Like a good military strategist using firepower judiciously, we can afford to wait and watch conserving our resources. We can launch “surgical strikes” with the vaccine once our intelligence (monitoring and surveillance) indicates any regional spikes resorting to “containment by ring vaccination” instead of “containment by physical barriers.”
Mass vaccination is only justified when a disease has high lethality and poses a public health problem. Policymakers need to give a hard look and decide whether the infection fatality rate of 0.05% from the novel coronavirus justifies the disproportionate allocation of resources to eradicate it. It will divert resources from other more important public health problems in our country. Large-scale vaccinations in resource-crunched countries can have other hazards. There have been epidemics of hepatitis C following mass injections as a disease control government policy on the advice of the WHO in Egypt.
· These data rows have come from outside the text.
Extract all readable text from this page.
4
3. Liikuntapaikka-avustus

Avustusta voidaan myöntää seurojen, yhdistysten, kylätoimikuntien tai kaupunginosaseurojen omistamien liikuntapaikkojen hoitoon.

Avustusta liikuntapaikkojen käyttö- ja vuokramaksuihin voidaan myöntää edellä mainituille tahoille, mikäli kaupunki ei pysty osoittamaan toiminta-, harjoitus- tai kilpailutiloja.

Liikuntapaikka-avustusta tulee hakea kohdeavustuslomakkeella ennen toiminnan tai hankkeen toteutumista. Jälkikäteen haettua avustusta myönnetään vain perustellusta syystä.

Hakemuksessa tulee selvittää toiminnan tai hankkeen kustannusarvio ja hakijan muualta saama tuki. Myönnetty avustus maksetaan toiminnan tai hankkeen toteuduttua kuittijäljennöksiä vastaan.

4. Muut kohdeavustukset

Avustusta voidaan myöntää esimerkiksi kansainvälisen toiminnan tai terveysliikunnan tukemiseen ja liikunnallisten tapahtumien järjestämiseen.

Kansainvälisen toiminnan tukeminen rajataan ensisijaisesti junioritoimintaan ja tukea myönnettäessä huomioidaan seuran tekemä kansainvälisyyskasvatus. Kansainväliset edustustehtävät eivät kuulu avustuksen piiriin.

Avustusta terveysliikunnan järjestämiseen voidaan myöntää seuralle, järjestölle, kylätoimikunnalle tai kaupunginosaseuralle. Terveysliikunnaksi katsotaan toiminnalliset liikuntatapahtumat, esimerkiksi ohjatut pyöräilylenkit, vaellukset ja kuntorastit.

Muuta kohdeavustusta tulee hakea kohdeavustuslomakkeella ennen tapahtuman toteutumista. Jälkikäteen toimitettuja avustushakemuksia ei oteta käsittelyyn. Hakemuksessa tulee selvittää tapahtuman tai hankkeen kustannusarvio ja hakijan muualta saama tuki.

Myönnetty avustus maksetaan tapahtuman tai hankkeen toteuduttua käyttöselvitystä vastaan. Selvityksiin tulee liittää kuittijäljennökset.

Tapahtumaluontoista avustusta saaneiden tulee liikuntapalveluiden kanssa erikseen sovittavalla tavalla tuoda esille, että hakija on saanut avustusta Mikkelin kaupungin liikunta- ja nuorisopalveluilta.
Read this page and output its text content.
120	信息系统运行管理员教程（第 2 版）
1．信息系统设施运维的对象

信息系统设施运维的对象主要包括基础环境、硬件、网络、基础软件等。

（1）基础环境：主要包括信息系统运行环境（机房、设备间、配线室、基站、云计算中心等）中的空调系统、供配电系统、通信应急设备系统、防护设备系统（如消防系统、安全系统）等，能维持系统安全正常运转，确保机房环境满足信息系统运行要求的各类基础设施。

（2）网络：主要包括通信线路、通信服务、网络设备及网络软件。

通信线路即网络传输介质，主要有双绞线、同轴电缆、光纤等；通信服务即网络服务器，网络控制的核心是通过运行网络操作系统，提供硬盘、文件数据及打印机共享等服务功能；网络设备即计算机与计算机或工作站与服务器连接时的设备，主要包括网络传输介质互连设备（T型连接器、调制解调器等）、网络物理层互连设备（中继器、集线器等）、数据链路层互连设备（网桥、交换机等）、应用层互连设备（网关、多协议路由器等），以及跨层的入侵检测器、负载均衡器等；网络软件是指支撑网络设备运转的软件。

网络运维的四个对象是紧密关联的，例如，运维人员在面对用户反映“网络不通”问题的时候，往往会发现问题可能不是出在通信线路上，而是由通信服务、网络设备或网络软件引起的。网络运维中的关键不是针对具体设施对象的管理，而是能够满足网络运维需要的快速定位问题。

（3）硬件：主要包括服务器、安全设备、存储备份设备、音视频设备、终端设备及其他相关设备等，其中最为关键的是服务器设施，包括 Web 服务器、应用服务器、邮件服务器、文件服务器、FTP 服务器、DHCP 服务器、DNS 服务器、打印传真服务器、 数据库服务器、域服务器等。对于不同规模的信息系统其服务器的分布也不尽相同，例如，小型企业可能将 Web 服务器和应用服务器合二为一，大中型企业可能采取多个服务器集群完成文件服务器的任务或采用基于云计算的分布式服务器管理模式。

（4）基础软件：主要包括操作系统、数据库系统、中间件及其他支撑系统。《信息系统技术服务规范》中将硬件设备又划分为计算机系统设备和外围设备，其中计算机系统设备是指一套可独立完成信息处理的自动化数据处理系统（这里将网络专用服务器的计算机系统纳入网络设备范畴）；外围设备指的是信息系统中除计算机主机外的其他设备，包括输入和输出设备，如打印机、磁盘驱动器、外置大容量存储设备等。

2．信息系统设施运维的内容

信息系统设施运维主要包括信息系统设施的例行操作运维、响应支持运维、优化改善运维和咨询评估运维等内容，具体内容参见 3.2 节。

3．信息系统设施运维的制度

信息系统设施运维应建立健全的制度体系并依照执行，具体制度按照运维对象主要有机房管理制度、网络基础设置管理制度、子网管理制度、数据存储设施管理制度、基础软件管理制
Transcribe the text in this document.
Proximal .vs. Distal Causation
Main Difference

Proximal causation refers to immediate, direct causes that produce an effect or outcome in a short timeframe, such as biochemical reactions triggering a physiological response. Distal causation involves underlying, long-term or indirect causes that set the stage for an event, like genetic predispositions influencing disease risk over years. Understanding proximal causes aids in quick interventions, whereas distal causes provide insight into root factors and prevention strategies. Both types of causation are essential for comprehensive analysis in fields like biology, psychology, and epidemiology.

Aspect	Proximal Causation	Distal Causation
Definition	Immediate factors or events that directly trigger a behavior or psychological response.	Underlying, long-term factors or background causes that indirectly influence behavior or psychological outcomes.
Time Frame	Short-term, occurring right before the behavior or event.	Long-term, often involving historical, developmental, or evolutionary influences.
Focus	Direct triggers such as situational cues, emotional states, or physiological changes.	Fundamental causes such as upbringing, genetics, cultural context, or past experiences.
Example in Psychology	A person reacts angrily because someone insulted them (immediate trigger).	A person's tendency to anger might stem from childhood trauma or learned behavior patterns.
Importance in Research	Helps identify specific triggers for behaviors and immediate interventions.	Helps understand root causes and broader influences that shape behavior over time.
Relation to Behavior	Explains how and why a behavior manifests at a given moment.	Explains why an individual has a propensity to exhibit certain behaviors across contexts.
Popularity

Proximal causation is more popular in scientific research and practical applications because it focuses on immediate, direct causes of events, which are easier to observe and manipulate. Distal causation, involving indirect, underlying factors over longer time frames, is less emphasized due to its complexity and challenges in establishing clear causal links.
The present strategy should be to roll out vaccination in a phased and cautious manner rather than on a campaign mode. Initially, health-care workers, frontline workers, people with comorbidities, and the elderly can be offered vaccine on a voluntary basis and not by propaganda or coercion. A state government has threatened salary cut for refusal to get vaccinated. Those who refuse vaccines should not be threatened, ridiculed, or shamed. Such measures backfire in the long run and lead to polarization. Instead, people with “vaccine hesitancy” can be convinced by hard data with the nonacceptors acting as “controls” to evaluate the efficacy and safety of the emerging vaccines which have hit the ground running and still need hard data to establish their efficacy at population level.
Finally, do we go for a win or a draw? History of medicine does have any account of eradication of any disease in such a short period as is being attempted for COVID-19. Like in chess, it is very difficult to win a won game as exemplified by aborted attempt at malaria eradication in the seventies, and our protracted fight against the poliovirus for years in spite of an easily administered and effective vaccine. The efficacy of vaccines is also mired in uncertainty. The Bacillus Calmette–Guérin vaccine against tuberculosis being administered for years has hardly any impact on the prevention of tuberculosis in our country.
Given these gray areas, it would be more realistic to opt for a draw and learn to live with COVID-19. Once we take care of the vulnerable and the elderly as with other respiratory infections such as influenza, the novel coronavirus should cease to be a public health problem in India.